Our Adoption Story (Part 1)

If you’ve seen a 30-something white couple at Church of the Resurrection with two toddlers who aren’t even remotely the same shade of brown, and you then learned that we have as many failed adoptions as children—and now we’re going through the whole process again—you might wonder just what would motivate someone to do that with five years of their life and enough money to pay off their mortgage.

Here’s the short answer: our family looks the way it does because of a little girl on the street in Mumbai, India. And because of Psalm 10.

We had been married for nine months when we landed in Mumbai, India (or what the locals still call “Bombay”). Between Sarah’s mission work and my job (providing technical assistance at petroleum refineries), the two of us had been to over 30 countries, but India was unlike anything we had encountered.

Sarah rode an auto rickshaw an hour each way to work with Child Evangelism Fellowship (CEF), where she helped put on children’s programs in orphanages and schools; I joined her whenever I could do so. While I commuted to the refinery in the back of an air-conditioned car, she took in the jarring sights and overpowering smells of the city in an open-air vehicle resembling a large gas-powered tricycle. In India, all of the injustice, spiritual darkness, and oppression are openly displayed in the same streets filled with vibrant colors and the potent aromas of the best food on earth.

On one of those journeys, while attempting to pray, Sarah saw her. She was dirty, barely clothed, and squatting to poop on the street. Sarah yelled at the rickshaw driver, who swerved to avoid her; apparently, he learned to “tune out” such sights. Sarah had also grown accustomed to seeing extreme poverty on a daily basis, and had seen hundreds of men urinating (and a few people defecating) in public. But this girl couldn’t have been more than three-years-old. And she was alone in the street.

That night, shaken and unable to forget her, Sarah began researching Indian adoption. What we found was not encouraging. We were too young, we hadn’t been married long enough, it would be ridiculously expensive, and the government would first attempt to find an Indian couple to adopt each eligible child in an orphanage.

Our hearts had been stirred to action, but there was nothing we could do. We filed that dream away for the future.

Over the following nine months we endured terrorist attacks and city-wide riots, visited the emergency room multiple times, saw our first pregnancy end in a brutal miscarriage and left India three days later, bought a house in Wheaton, returned to India, suffered another miscarriage, and grew increasingly overwhelmed. By June of 2009, the absence of God was far more palpable than his presence.

I had to work two out of three weekends so that our team could provide 24/7 technical support to operations at the refinery.

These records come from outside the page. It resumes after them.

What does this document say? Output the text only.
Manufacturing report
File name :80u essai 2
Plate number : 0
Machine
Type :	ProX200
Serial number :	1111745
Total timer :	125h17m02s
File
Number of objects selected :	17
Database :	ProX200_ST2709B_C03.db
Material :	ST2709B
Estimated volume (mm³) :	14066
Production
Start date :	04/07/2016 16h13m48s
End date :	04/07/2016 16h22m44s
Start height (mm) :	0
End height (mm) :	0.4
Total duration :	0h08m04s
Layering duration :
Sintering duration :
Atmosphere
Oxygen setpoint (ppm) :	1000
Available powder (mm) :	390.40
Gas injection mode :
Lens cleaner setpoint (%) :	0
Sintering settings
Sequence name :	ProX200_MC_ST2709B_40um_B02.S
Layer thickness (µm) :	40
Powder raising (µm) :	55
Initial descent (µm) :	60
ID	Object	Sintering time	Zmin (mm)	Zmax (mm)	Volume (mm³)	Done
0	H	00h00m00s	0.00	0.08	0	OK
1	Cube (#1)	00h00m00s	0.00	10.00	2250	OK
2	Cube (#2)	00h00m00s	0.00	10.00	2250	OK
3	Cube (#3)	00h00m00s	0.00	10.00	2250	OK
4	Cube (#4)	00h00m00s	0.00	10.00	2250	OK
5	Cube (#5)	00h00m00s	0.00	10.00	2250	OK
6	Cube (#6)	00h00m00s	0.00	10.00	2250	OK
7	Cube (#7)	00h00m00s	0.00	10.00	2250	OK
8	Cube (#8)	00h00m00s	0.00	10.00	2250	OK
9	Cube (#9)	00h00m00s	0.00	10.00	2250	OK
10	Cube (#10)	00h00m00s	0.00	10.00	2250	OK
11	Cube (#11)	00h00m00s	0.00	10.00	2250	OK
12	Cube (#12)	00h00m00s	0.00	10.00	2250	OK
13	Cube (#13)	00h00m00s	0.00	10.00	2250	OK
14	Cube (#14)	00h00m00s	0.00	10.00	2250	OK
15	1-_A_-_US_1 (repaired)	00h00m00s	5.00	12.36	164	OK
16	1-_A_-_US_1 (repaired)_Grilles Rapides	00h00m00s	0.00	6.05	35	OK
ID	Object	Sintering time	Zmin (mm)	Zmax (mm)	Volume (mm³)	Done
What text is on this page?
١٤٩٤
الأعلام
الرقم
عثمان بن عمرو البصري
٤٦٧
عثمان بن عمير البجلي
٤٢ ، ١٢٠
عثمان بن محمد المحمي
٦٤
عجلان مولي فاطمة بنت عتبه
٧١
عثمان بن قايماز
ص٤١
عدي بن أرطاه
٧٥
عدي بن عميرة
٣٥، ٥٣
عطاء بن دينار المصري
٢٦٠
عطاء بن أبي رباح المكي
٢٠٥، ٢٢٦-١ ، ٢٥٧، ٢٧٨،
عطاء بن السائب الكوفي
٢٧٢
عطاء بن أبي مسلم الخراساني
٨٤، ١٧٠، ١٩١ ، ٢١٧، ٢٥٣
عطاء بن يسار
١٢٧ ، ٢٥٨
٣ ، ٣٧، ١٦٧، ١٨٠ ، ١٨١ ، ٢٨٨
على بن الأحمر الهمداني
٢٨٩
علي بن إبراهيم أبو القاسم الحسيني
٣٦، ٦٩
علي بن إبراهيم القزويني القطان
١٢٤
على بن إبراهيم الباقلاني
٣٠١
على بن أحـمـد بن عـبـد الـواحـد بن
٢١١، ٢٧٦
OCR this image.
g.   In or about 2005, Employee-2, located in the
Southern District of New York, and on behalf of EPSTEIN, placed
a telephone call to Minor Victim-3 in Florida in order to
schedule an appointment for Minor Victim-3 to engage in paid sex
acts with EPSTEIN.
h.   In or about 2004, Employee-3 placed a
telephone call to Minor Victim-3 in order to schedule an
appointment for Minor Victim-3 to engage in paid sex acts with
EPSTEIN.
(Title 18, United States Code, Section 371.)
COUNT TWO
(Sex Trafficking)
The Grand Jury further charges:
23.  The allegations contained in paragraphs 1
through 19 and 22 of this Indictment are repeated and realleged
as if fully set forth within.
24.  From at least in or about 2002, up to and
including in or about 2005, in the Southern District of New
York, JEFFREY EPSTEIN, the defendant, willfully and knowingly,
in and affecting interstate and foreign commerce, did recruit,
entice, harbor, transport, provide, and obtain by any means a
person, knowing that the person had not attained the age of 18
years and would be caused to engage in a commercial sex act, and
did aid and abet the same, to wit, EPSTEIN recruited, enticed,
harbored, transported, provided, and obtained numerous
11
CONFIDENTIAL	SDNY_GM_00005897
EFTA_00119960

One Sunday, after a morning that consisted mostly of killing mosquitoes in our office, Sarah called with a trembling voice. God, who seemed to be mostly silent at this point in our lives, had spoken.

The sermon at our mostly-Indian charismatic church was based upon Psalm 10, and entitled “Caring for the Afflicted.” Our senior pastor spoke on the evils of human sexual trafficking in Bombay, but Sarah heard something else: she was to give up her dream of a graduate degree in counseling or psychology, and we were to begin working on international adoption—now.

It sounded like the sort of thing God would say. It seemed Biblical. But it represented an enormous investment entailing huge risk, and we didn’t even know where to begin. I listened to the sermon online and read Psalm 10 repeatedly, but I still had more questions than answers.

A month later we left India for Kuwait with three days’ notice. We said tearful goodbyes to the Indian family who led CEF, who had truly become our family. We found ourselves in a congregation of American and Filipino expats, with a positive openness to the Holy Spirit but also a dark undercurrent of prosperity teaching. As we cautiously explored the possibility of beginning a home study in our two-bedroom apartment in order to adopt from Ethiopia—the one country for which we were eligible—we were met mostly by denunciations of our lack of faith (and our sanity).

As we drove through Kuwait City one night, and I complained about yet another offensive comment, Sarah replied, “What right do we have to argue? It’s not as if we’re actually adopting.”

Her comment stung because it was true. She had made up her mind, and I was still on the fence. But after taking a three-day fast for guidance, I reached a similar conclusion. So we signed a contract and sent it off with a check for $5950, certain that God would honor our step of faith. Doors would open, canyons would be bridged, and God would align everything and make it clear that we were following His heart.

We never considered that following Jesus would lead, not to the mountaintop of triumphant victory but to Mount Calvary—just as He said.